Some trains do occasionally still run on the old route – there’s a miniature railway at Tintern station, with turntables at each end. One sits outside the signal box; the other, filled with fallen leaves, is on the northern abutment of the long-demolished bridge over the Wye. The southern abutment and a telegraph pole can be made out in the distance. The WVR built a separate bridge over the Wye, nearer to the famous Abbey, for a branch line to Tintern Wireworks; this was nationalised at the start of the 20th Century (by the Commissioners of Woods and Forests) and, after several renovations at the public expense, still stands today.
Tintern station weighbridge and the stationmaster’s house. The house was built by the GWR many years after they bought out the line; the WVR management were never sufficiently flush with cash to build houses for their staff, though they did suggest that the stationmaster could build one himself if he felt in need of it.
A culvert, between St Briavels and Whitebrook. The WVR built a lot of culverts. They lack ostentation in their design, but they are striking in their size. Note the rail-built fencepost.
A former permanent way hut. These had no residual value so the demolition contractor left them be. There are still a couple left; one between Llandogo and St Briavels, and this one between St Briavels and Whitebrook. The other is in rather better condition.
And this, rather out of sequence and across a field (from the public right of way) is the other – just north of the former Llandogo Halt, and apparently being looked after.
This is a signal post – obviously someone has nicked the signal arm. The GWR did a nice line in concrete signal posts, but there are not many of them left. This one is suffering from concrete rot. Being a lump of reinforced concrete – and an awkwardly-shaped one at that – it has no reuse value so has been left by the lineside.

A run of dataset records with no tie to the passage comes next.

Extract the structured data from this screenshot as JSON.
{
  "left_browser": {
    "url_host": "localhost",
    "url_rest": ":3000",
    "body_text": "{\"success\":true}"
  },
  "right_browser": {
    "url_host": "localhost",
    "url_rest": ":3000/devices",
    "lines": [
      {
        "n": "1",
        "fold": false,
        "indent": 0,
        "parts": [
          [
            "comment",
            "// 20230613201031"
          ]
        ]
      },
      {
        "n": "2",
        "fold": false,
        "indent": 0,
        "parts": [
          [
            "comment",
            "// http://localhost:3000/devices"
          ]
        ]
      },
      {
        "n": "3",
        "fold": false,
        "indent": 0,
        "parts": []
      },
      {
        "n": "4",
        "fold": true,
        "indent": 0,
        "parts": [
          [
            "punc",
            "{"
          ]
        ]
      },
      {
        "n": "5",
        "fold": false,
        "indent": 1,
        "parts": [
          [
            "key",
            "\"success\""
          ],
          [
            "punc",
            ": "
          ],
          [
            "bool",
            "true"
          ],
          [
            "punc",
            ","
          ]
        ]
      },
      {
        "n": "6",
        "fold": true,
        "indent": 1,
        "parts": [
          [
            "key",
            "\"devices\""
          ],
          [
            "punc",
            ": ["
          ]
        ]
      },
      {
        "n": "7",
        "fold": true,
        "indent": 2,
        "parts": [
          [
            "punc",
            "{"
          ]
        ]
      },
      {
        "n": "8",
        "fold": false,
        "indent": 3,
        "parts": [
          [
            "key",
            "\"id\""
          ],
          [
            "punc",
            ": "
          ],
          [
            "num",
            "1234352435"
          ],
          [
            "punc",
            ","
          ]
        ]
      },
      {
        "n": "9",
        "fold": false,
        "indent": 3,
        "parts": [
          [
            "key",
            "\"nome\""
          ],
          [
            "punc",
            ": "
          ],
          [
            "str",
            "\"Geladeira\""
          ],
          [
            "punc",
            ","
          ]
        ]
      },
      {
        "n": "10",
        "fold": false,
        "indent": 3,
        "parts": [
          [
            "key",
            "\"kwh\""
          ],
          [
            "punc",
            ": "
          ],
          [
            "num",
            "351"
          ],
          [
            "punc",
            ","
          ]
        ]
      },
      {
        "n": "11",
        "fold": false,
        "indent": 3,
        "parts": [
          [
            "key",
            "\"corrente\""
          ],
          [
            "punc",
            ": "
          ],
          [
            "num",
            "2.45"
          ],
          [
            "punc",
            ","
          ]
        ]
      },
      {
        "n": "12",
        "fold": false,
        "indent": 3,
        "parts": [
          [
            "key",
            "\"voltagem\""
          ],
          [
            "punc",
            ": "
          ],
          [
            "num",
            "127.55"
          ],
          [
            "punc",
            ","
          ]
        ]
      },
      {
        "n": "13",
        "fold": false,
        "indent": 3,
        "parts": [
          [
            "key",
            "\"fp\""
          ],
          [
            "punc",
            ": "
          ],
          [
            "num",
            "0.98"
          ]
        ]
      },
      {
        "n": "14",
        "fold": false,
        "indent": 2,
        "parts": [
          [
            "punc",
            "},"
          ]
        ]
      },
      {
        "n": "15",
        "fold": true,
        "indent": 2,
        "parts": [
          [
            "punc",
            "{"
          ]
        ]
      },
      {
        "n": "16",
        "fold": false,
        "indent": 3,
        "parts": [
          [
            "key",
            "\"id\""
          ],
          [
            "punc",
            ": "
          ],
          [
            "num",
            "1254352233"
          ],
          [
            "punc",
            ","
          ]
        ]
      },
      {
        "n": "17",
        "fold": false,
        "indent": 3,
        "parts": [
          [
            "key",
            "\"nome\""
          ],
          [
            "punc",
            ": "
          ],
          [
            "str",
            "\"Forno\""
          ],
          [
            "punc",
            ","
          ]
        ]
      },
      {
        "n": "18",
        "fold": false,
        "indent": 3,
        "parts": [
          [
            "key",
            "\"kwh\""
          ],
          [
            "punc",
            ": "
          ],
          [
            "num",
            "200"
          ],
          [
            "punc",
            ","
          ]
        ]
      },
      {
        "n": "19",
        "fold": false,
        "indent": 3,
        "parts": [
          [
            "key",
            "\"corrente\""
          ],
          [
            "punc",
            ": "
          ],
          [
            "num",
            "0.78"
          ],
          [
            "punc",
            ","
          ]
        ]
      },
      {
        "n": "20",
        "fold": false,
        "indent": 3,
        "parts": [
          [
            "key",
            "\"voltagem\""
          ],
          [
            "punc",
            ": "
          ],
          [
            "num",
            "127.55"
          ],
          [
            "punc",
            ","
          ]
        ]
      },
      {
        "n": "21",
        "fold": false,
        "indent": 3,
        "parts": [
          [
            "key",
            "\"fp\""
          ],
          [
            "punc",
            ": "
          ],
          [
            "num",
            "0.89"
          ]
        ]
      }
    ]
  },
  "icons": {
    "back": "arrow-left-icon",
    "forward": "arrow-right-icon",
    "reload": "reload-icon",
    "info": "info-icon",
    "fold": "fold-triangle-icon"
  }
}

A stone hut at Redbrook, as referenced on the webpage. One wonders why whoever installed the wooden post through its roof didn’t just knock the building down while they were there. The walling is more rubbly than usual for WVR buildings; it was presumably once a WVR building, though the land it stands on was sold in 1911.
The great (but sadly little-noted) engineer Joseph Firbank built both railway bridges across the Wye at Monmouth, but in rather different styles. Here we see the one built for the Ross & Monmouth from beneath an arch of that built for the Coleford, Monmouth, Usk & Pontypool Railway. No CMU&PR passenger train ever used this handsome viaduct, which remained a long (and expensive) siding until the WVR had it brought into passenger use in 1876.